WJI 2015 Day 10: Stories as king

May 28, 2015

Day 10: Storied Stories

Evan Wilt

Thursday positioned stories as king.

In the morning we picked up where we left off from the day before, on the phones. Some called the Pentagon for investigation and others called their mothers for validation. Three hours flew by in a frenzy of writing and editing before a 12 o’clock deadline.

Our fast fingers took a break for a lunch hour. While eating my third BLT in the past 10 days, Susan Olasky spoke to us about her story. She told us about her journey of writing stories. From writing about familiar topics to tackling controversy and getting Bible professors fired.
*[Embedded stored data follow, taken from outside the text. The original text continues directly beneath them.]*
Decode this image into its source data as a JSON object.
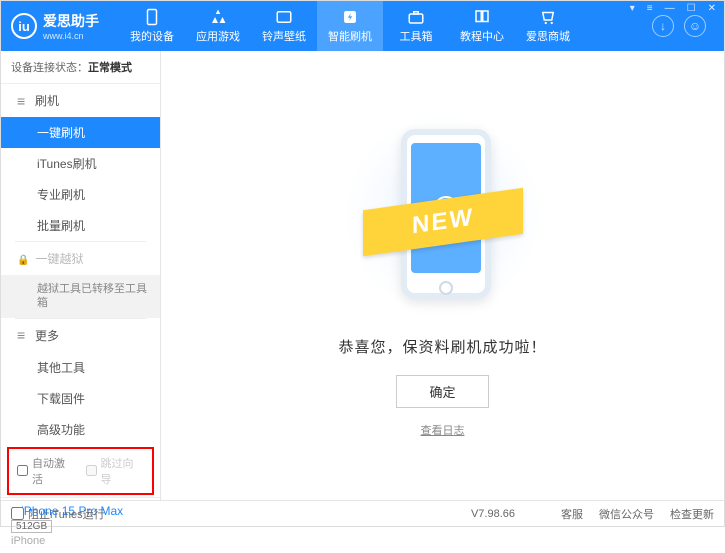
{
  "logo": {
    "glyph": "iu",
    "title": "爱思助手",
    "url": "www.i4.cn"
  },
  "nav": {
    "items": [
      {
        "label": "我的设备"
      },
      {
        "label": "应用游戏"
      },
      {
        "label": "铃声壁纸"
      },
      {
        "label": "智能刷机"
      },
      {
        "label": "工具箱"
      },
      {
        "label": "教程中心"
      },
      {
        "label": "爱思商城"
      }
    ]
  },
  "status": {
    "label": "设备连接状态：",
    "value": "正常模式"
  },
  "sidebar": {
    "group_flash": "刷机",
    "items_flash": [
      "一键刷机",
      "iTunes刷机",
      "专业刷机",
      "批量刷机"
    ],
    "group_jailbreak": "一键越狱",
    "jailbreak_note": "越狱工具已转移至工具箱",
    "group_more": "更多",
    "items_more": [
      "其他工具",
      "下载固件",
      "高级功能"
    ],
    "auto_activate": "自动激活",
    "skip_guide": "跳过向导"
  },
  "device": {
    "name": "iPhone 15 Pro Max",
    "storage": "512GB",
    "type": "iPhone"
  },
  "main": {
    "ribbon": "NEW",
    "success": "恭喜您，保资料刷机成功啦！",
    "confirm": "确定",
    "log": "查看日志"
  },
  "footer": {
    "block_itunes": "阻止iTunes运行",
    "version": "V7.98.66",
    "links": [
      "客服",
      "微信公众号",
      "检查更新"
    ]
  }
}
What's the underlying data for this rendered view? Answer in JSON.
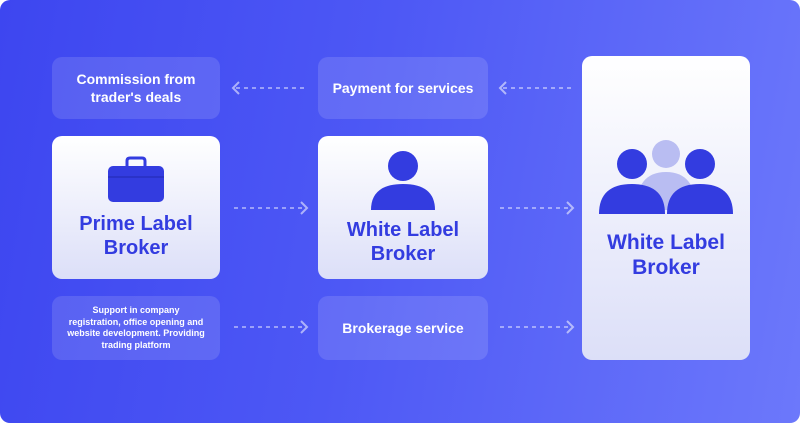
{
  "top_row": {
    "commission": "Commission from trader's deals",
    "payment": "Payment for services"
  },
  "cards": {
    "prime": {
      "line1": "Prime Label",
      "line2": "Broker",
      "icon": "briefcase-icon"
    },
    "white_single": {
      "line1": "White Label",
      "line2": "Broker",
      "icon": "person-icon"
    },
    "white_group": {
      "line1": "White Label",
      "line2": "Broker",
      "icon": "group-icon"
    }
  },
  "bottom_row": {
    "support": "Support in company registration, office opening and website development. Providing trading platform",
    "brokerage": "Brokerage service"
  },
  "colors": {
    "background_start": "#3d46f0",
    "background_end": "#6c78fb",
    "accent": "#333ce0",
    "icon_light": "#b9bdf2"
  }
}
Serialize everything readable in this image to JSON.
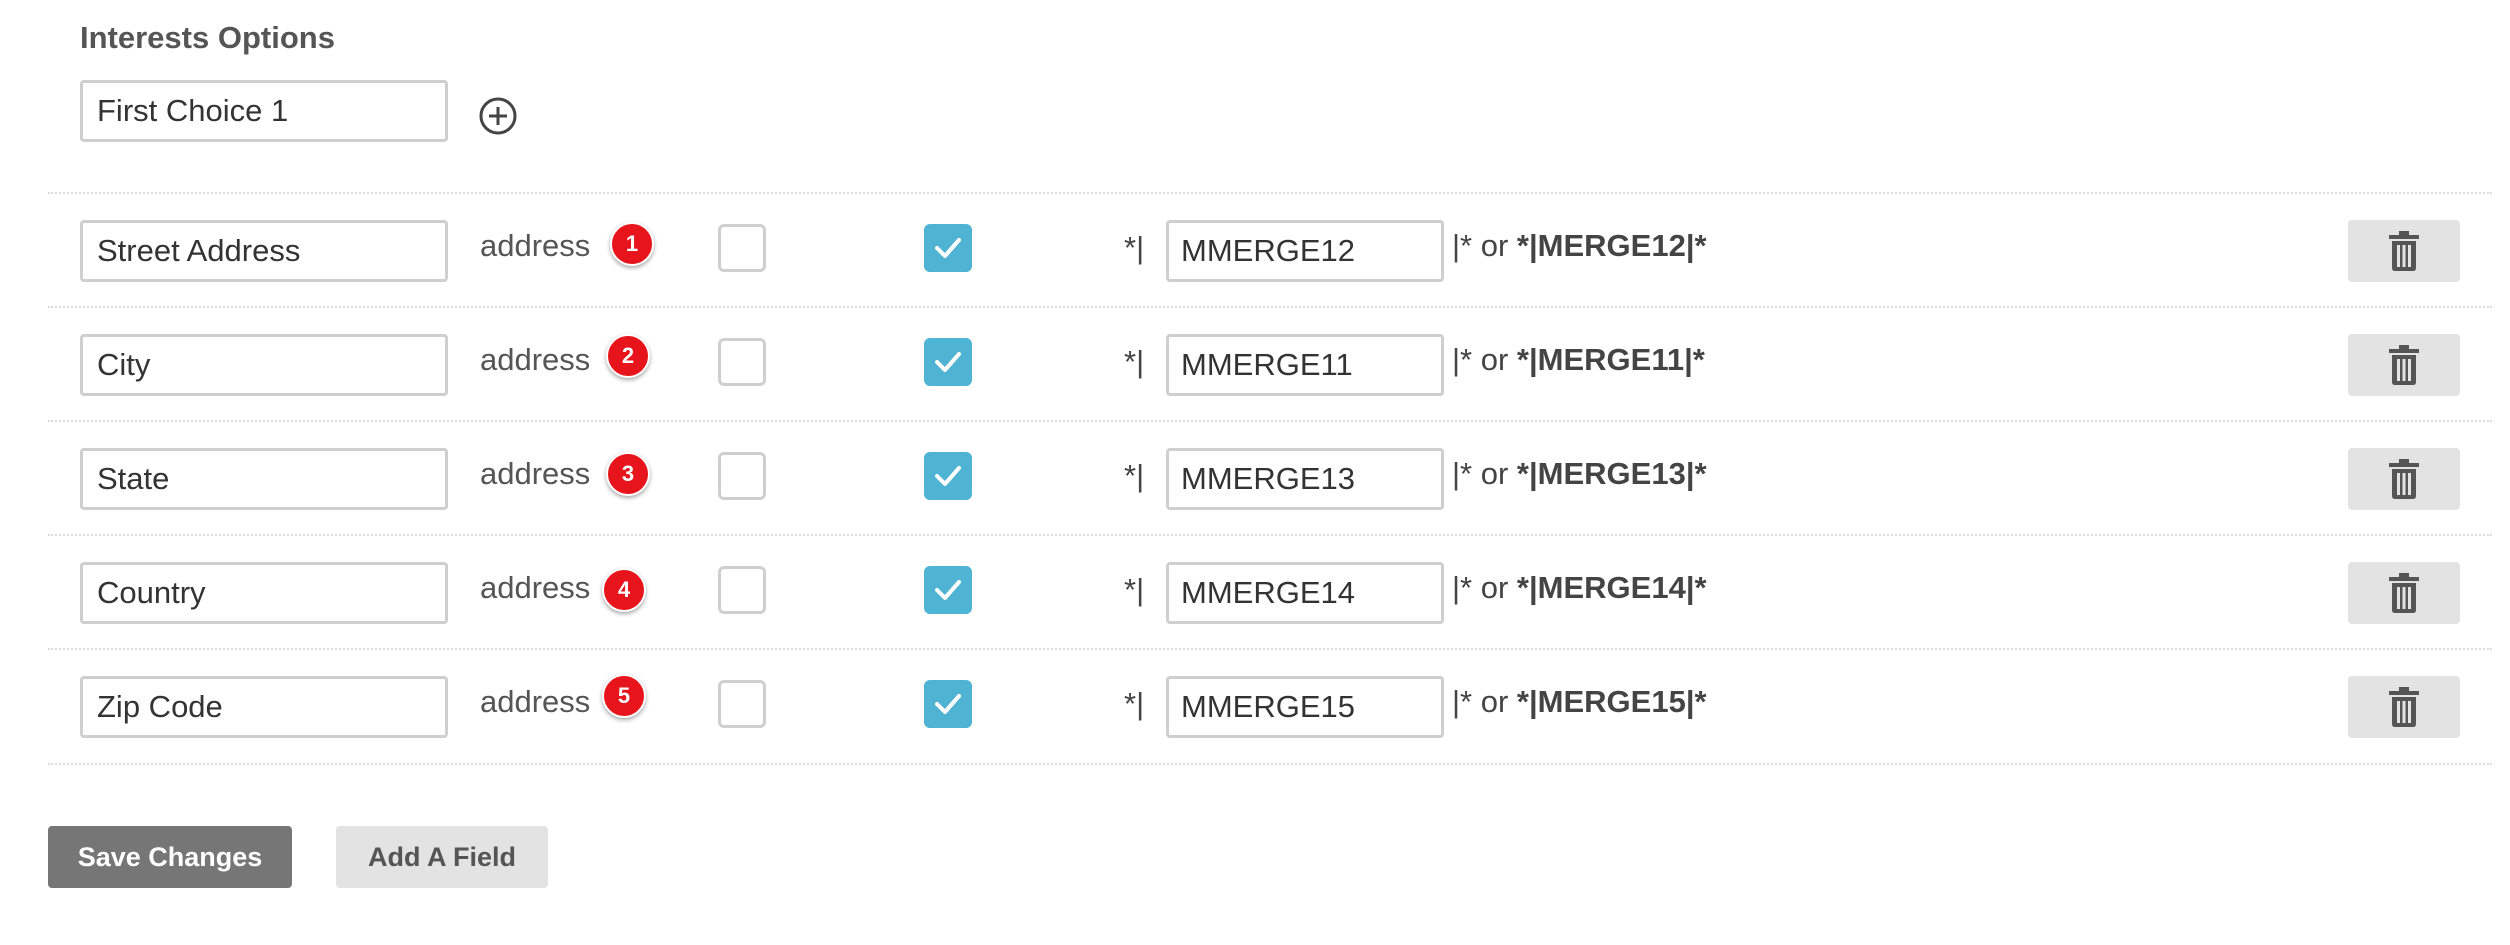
{
  "interests": {
    "label": "Interests Options",
    "first_choice_value": "First Choice 1",
    "add_choice_icon": "plus-circle-icon"
  },
  "fields": [
    {
      "name": "Street Address",
      "type": "address",
      "badge": "1",
      "required": false,
      "visible": true,
      "merge_prefix": "*|",
      "merge_tag": "MMERGE12",
      "merge_suffix": "|* or",
      "merge_alt": "*|MERGE12|*"
    },
    {
      "name": "City",
      "type": "address",
      "badge": "2",
      "required": false,
      "visible": true,
      "merge_prefix": "*|",
      "merge_tag": "MMERGE11",
      "merge_suffix": "|* or",
      "merge_alt": "*|MERGE11|*"
    },
    {
      "name": "State",
      "type": "address",
      "badge": "3",
      "required": false,
      "visible": true,
      "merge_prefix": "*|",
      "merge_tag": "MMERGE13",
      "merge_suffix": "|* or",
      "merge_alt": "*|MERGE13|*"
    },
    {
      "name": "Country",
      "type": "address",
      "badge": "4",
      "required": false,
      "visible": true,
      "merge_prefix": "*|",
      "merge_tag": "MMERGE14",
      "merge_suffix": "|* or",
      "merge_alt": "*|MERGE14|*"
    },
    {
      "name": "Zip Code",
      "type": "address",
      "badge": "5",
      "required": false,
      "visible": true,
      "merge_prefix": "*|",
      "merge_tag": "MMERGE15",
      "merge_suffix": "|* or",
      "merge_alt": "*|MERGE15|*"
    }
  ],
  "actions": {
    "save_label": "Save Changes",
    "add_field_label": "Add A Field"
  },
  "colors": {
    "checked_accent": "#4fb3d3",
    "badge_red": "#e8141b",
    "save_button": "#767676",
    "secondary_button": "#e3e3e3"
  },
  "icons": {
    "delete": "trash-icon",
    "check": "check-icon"
  }
}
Mrs. Olasky had a different perspective than our other WJI speakers. Some people spoke to us about the thrill of discovery and the satisfaction of hardnosed reporting. But Mrs. Olasky said she had a hard time dealing with the effects of investigative reporting. She was named one of the top 10 most influential Christians by one poll, but she also received flak from many people for revealing blight of a Christian organization.

Mrs. Olasky shared wisdom about the many ways you can use writing and reporting in your career. It’s a mobile tool box you can take with you she said. Whether you work full-time, part-time, or sometimes, good writing skills will add value to your career—even if deep investigative reporting isn’t your cup of tea.

After writing stories and then listening to them, Mrs. Olasky gave feedback to our critiques of stories. At the start of the program we each selected four books to review. Each of us chose the best of the bunch and wrote an analysis of the book. Some people found hidden, not-yet-published-gems. But some found only despair as they reviewed a mash of solecisms.

Mrs. Olasky is known at WORLD as the resident book expert. She marked up our reviews heavily with purple, rewording and tightening our jumbled thoughts on literary pieces. For some reviews, she rewrote the piece in a much shorter and simpler version. Showing how many redundancies can be cast aside without losing an ounce of meaning.

As the sun disappeared behind the Smoky Mountains, our empty stomachs refueled with burgers and fries. We recapped the day with WJI’s wonderful leader, Lee Pitts. Mr. Pitts shared some stories from his experience as a reporter. He shared with us his patented ‘Pitts’ P’s.’ 

I would share them with you, but what happens in WJI, stays in WJI.